400 milles au nord de la route d’Alex Thomson
En outre, l’écart latéral est énorme entre le “duo” Safran/Energa et la trajectoire victorieuse à battre d’Alex Thomson (8 jours et 21h). Au même moment de son record, le Britannique évoluait 400 milles plus au sud que la position actuelle de Marc Guillemot et Zbigniew Gutkowski… soit près de 740 kilomètres terriens!
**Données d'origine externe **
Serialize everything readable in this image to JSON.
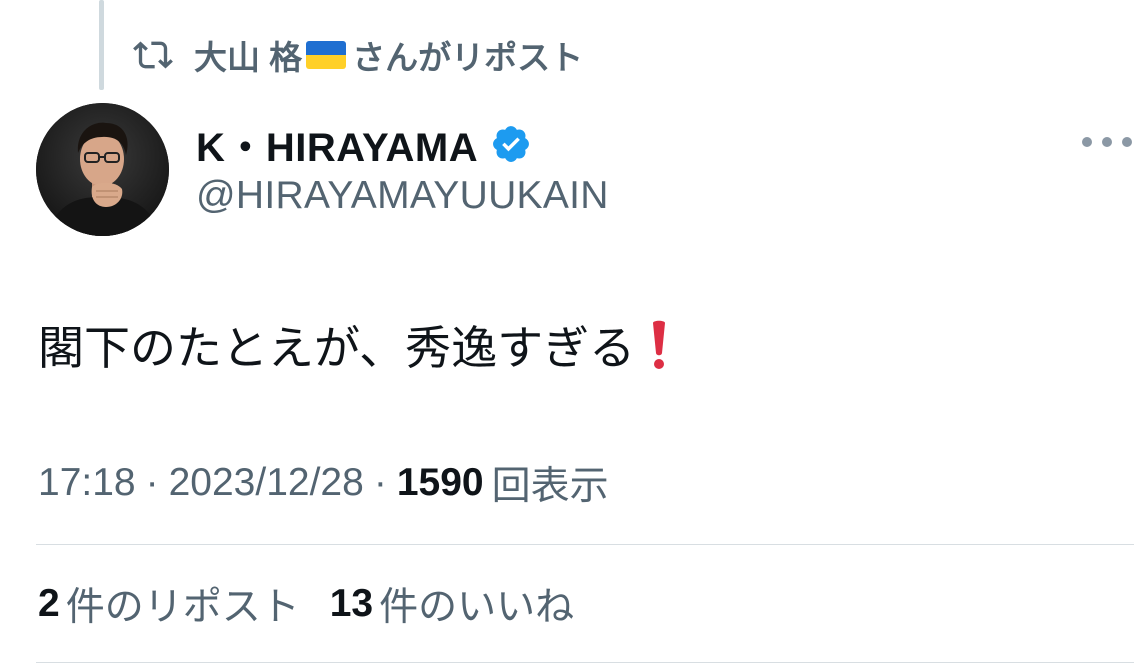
{
  "repost_context": {
    "name": "大山 格",
    "suffix": "さんがリポスト"
  },
  "author": {
    "display_name": "K・HIRAYAMA",
    "handle": "@HIRAYAMAYUUKAIN"
  },
  "post": {
    "text": "閣下のたとえが、秀逸すぎる"
  },
  "meta": {
    "time": "17:18",
    "separator": "·",
    "date": "2023/12/28",
    "views_count": "1590",
    "views_label": "回表示"
  },
  "stats": {
    "reposts_count": "2",
    "reposts_label": "件のリポスト",
    "likes_count": "13",
    "likes_label": "件のいいね"
  },
  "colors": {
    "text_primary": "#0f1419",
    "text_secondary": "#536471",
    "verified_blue": "#1d9bf0",
    "exclamation_red": "#dd2e44",
    "divider": "#d8dee2"
  },
  "icons": {
    "repost": "repost-icon",
    "flag": "ukraine-flag-icon",
    "verified": "verified-badge-icon",
    "more": "more-options-icon",
    "exclamation": "red-exclamation-icon"
  }
}
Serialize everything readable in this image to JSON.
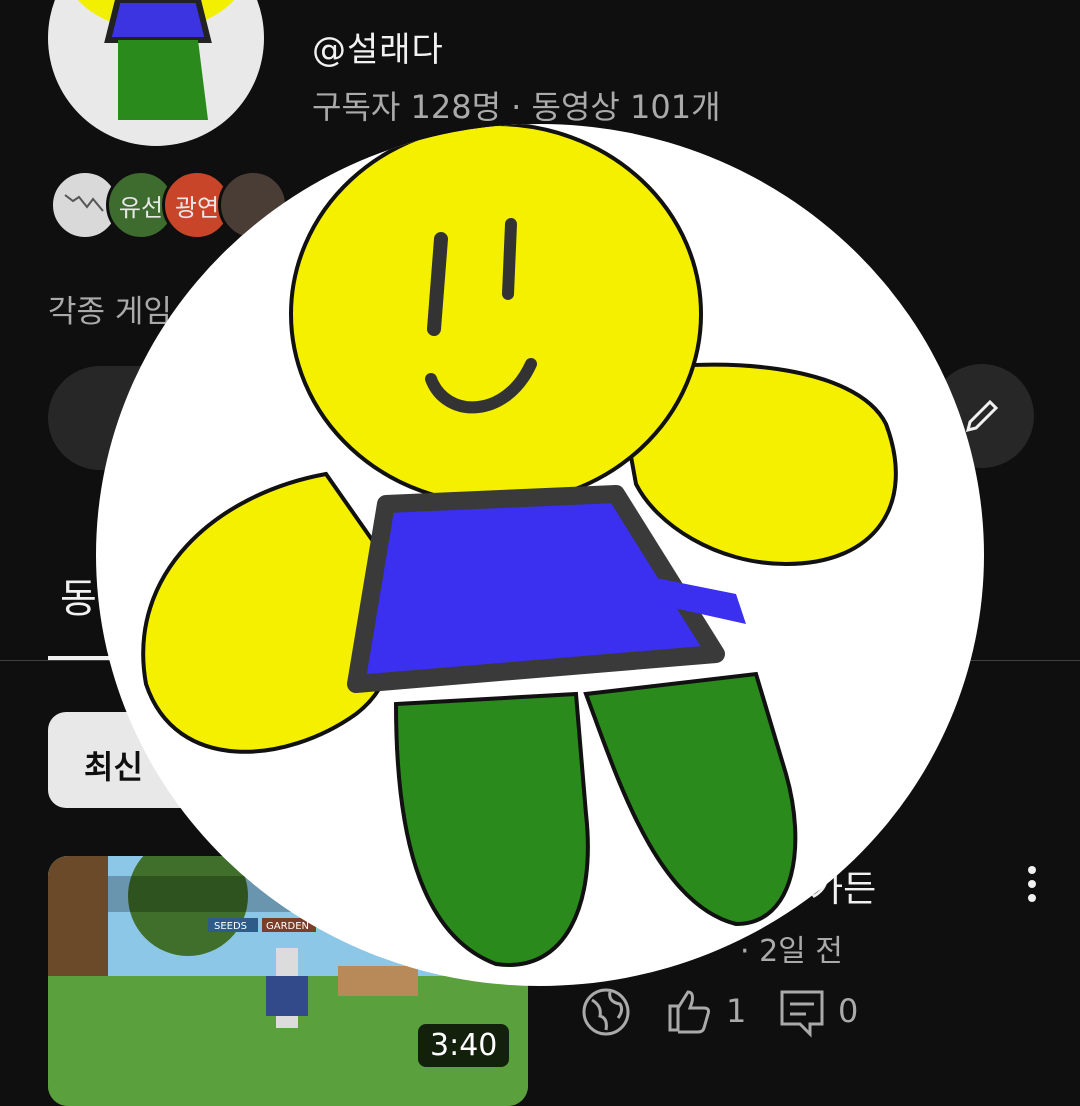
{
  "channel": {
    "handle": "@설래다",
    "stats": "구독자 128명 · 동영상 101개",
    "description": "각종 게임",
    "collaborators": [
      "유선",
      "광연"
    ]
  },
  "tabs": {
    "videos_label": "동"
  },
  "filter": {
    "chip_label": "최신"
  },
  "video": {
    "title_fragment": "가든",
    "meta_fragment": "· 2일 전",
    "duration": "3:40",
    "like_count": "1",
    "comment_count": "0",
    "thumb_tags": [
      "SEEDS",
      "GARDEN"
    ]
  },
  "icons": [
    "globe-icon",
    "thumbs-up-icon",
    "comment-icon",
    "more-vert-icon",
    "pencil-icon"
  ],
  "colors": {
    "background": "#0f0f0f",
    "text_secondary": "#aaaaaa",
    "chip_bg": "#e8e8e8"
  }
}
La grosse incertitude, valable pour tous les deux évidemment, est celle de l’évolution météo du milieu de semaine et surtout celle de l’atterrissage sur l’Angleterre, où l’on perd souvent beaucoup de temps à tirer des bords dans du vent devenu faible. Mais pour le moment, tout va bien pour les deux hommes engagés à la poursuite de ce mythique record de l’Atlantique Nord dans un duel remarquable. A midi ce dimanche, tous deux filaient encore à 18 noeuds, cap à l’Est vers le grand large. Finie la terre, la traversée de l’Atlantique proprement dite commence avec pour chacun un aiguillon réciproque très intéressant. Car en général, on va plus vite à deux que tout seul. Ce ne sont pas François Gabart et Armel Le Cléac’h qui diront le contraire : au Vendée Globe, ils en avaient fait l’éclatante démonstration. Dans un autre genre d’exercice contre la montre, Zbigniew Gutkowski et Marc Guillemot sont en train de le prouver une nouvelle fois.